The federal Bureau of Ocean Energy Management will reconsider its construction and operations plan for Equinor’s planned Empire Wind 2 project off New York, government lawyers told a federal court that’s hearing a legal challenge from project opponents.

The Trump administration already issued a stop-work order in mid-April against Equinor’s 816-MW Empire Wind 1 project, then allowed construction to resume a month later. A lawsuit was brought in July by a coalition of project opponents including beachfront residents and commercial fishermen, and the government’s new Oct. 1 filing could intervene in the case.

“This is a major admission by the federal government that its prior approval of Empire Wind 2 cannot stand as is,” said Bob Stern, president of the activist group Save Long Beach Island, plaintiffs in the civil suit along with Protect Our Coast LINY. “It strengthens the argument for a pause to the Empire Wind 1 project. The process and methods for presenting impacts were the same for both projects. If Project 2 has legal and scientific flaws, so has Project 1.”

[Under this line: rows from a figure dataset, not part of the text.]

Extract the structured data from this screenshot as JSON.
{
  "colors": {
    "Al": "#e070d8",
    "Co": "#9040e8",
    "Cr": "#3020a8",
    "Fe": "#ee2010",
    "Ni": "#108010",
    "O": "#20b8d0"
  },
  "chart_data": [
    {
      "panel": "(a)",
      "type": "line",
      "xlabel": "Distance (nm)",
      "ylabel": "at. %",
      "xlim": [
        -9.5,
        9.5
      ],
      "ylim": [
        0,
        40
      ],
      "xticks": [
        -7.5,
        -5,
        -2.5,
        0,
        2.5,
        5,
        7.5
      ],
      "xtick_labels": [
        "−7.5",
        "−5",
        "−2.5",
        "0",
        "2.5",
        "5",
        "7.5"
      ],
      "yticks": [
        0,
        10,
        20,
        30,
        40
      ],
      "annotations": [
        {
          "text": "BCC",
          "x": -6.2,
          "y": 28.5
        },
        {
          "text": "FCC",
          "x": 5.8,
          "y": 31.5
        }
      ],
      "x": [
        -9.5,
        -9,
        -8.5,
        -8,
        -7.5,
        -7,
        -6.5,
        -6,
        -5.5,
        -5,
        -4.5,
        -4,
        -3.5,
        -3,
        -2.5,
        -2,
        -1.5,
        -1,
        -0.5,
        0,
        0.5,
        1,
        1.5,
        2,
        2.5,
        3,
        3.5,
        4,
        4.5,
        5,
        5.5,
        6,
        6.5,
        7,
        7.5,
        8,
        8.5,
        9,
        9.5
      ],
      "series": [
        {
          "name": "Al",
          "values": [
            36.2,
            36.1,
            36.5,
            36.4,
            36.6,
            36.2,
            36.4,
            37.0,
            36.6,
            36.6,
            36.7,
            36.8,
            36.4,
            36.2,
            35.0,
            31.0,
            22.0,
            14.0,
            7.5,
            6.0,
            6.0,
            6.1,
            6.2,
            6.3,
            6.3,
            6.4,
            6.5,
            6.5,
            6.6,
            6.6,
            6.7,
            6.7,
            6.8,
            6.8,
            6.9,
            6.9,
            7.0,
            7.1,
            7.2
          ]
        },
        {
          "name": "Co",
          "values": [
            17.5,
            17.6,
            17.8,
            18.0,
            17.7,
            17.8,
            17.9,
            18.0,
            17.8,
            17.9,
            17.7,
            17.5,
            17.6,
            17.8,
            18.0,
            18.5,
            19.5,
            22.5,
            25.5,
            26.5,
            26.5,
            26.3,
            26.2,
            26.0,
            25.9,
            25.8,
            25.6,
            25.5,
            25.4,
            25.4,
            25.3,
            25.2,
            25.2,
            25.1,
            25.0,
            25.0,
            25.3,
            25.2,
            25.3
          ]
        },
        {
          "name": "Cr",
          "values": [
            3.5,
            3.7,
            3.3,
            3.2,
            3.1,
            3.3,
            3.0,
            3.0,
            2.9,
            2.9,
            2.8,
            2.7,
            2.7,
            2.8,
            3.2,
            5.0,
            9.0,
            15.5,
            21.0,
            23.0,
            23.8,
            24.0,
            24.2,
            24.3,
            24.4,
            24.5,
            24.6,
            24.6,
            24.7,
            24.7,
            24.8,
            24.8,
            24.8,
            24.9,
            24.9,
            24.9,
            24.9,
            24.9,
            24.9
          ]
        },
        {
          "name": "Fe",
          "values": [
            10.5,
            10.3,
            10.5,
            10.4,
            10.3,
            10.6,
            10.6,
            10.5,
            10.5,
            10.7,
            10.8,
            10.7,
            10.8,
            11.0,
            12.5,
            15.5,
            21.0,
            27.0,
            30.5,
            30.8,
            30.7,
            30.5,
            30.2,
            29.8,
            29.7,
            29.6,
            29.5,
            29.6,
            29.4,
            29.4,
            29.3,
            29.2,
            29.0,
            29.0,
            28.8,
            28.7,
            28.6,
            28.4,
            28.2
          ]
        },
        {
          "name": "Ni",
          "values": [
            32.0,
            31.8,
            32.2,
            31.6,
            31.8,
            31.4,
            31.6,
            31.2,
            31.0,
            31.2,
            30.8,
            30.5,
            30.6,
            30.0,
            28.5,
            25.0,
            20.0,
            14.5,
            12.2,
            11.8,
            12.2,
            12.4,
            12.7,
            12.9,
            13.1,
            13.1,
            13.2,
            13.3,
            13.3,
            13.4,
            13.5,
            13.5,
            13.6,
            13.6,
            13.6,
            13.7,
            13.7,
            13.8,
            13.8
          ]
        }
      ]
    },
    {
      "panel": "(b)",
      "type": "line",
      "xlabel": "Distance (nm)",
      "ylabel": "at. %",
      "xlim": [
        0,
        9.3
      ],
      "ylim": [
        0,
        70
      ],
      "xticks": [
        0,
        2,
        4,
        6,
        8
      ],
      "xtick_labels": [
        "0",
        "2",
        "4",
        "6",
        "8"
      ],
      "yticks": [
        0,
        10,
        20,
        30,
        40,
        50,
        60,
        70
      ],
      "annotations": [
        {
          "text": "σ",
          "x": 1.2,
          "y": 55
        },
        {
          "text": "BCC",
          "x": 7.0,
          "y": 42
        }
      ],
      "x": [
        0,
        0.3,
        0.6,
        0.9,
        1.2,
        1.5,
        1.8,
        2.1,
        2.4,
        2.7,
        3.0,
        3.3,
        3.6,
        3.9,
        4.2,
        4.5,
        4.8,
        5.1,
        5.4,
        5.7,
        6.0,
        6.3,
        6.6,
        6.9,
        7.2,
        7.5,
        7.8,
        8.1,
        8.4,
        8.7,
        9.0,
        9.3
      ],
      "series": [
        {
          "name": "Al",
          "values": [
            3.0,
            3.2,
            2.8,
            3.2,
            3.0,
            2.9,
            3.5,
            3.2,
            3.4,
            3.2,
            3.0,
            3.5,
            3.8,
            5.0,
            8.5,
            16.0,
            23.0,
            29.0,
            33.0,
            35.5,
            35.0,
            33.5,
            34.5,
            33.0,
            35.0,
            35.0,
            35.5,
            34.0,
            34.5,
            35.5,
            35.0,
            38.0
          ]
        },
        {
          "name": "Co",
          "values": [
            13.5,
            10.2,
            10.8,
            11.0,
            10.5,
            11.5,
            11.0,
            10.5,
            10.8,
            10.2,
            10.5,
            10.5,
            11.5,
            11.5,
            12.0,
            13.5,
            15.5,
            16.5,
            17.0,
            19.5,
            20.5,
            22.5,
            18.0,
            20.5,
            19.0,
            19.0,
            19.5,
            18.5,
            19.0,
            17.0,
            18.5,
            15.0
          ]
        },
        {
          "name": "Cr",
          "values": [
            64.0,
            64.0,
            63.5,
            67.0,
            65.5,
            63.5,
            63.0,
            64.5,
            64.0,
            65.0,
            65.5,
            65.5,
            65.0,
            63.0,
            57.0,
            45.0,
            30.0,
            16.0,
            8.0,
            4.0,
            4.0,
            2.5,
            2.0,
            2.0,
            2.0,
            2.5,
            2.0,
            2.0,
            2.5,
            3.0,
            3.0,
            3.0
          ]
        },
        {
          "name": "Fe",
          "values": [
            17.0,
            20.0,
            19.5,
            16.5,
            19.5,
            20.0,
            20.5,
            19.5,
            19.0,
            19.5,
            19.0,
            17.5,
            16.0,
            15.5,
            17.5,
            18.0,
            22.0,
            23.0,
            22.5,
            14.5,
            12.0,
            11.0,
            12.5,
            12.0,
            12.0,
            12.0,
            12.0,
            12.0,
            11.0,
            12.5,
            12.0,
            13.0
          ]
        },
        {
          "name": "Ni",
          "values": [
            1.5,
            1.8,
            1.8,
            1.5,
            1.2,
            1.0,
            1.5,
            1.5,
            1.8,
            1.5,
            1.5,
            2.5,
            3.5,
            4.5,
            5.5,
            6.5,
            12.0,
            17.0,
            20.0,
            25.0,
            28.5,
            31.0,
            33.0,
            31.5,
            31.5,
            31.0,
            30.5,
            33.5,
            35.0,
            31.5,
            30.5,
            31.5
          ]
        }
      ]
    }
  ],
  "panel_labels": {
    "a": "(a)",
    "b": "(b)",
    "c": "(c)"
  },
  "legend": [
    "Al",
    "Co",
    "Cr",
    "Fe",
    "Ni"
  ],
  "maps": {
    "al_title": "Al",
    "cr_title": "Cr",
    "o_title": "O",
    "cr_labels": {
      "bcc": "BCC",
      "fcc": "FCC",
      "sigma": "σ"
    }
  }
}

The second phase planned as Empire Wind 2 would construct up to 90 turbines with a nameplate power rating of 1,260 megawatts, under the construction and operations planned approved by BOEM during the Biden administration.

The court filing is the Trump administration’s latest legal sortie against wind power ventures. Mixed results include the administration’s blockade of new permits – and reversals, as when a court grant a preliminary injunction allowing Ørsted’s Revolution Wind project to resume construction.

Equinor has said it is unlikely to pursue Empire 2, considering the industry’s financial challenges and hostile political and legal situation in U.S. waters.

The administration’s new filing is consistent with its drive to short-circuit Biden-era permits wherever possible. In mid-September the Interior Department asked a federal court in Maryland to cancel federal permits for the US Wind project off Ocean City, Md., asserting the Biden administration overstepped legal authority in 2024 with allowing the developers’ plan to move forward.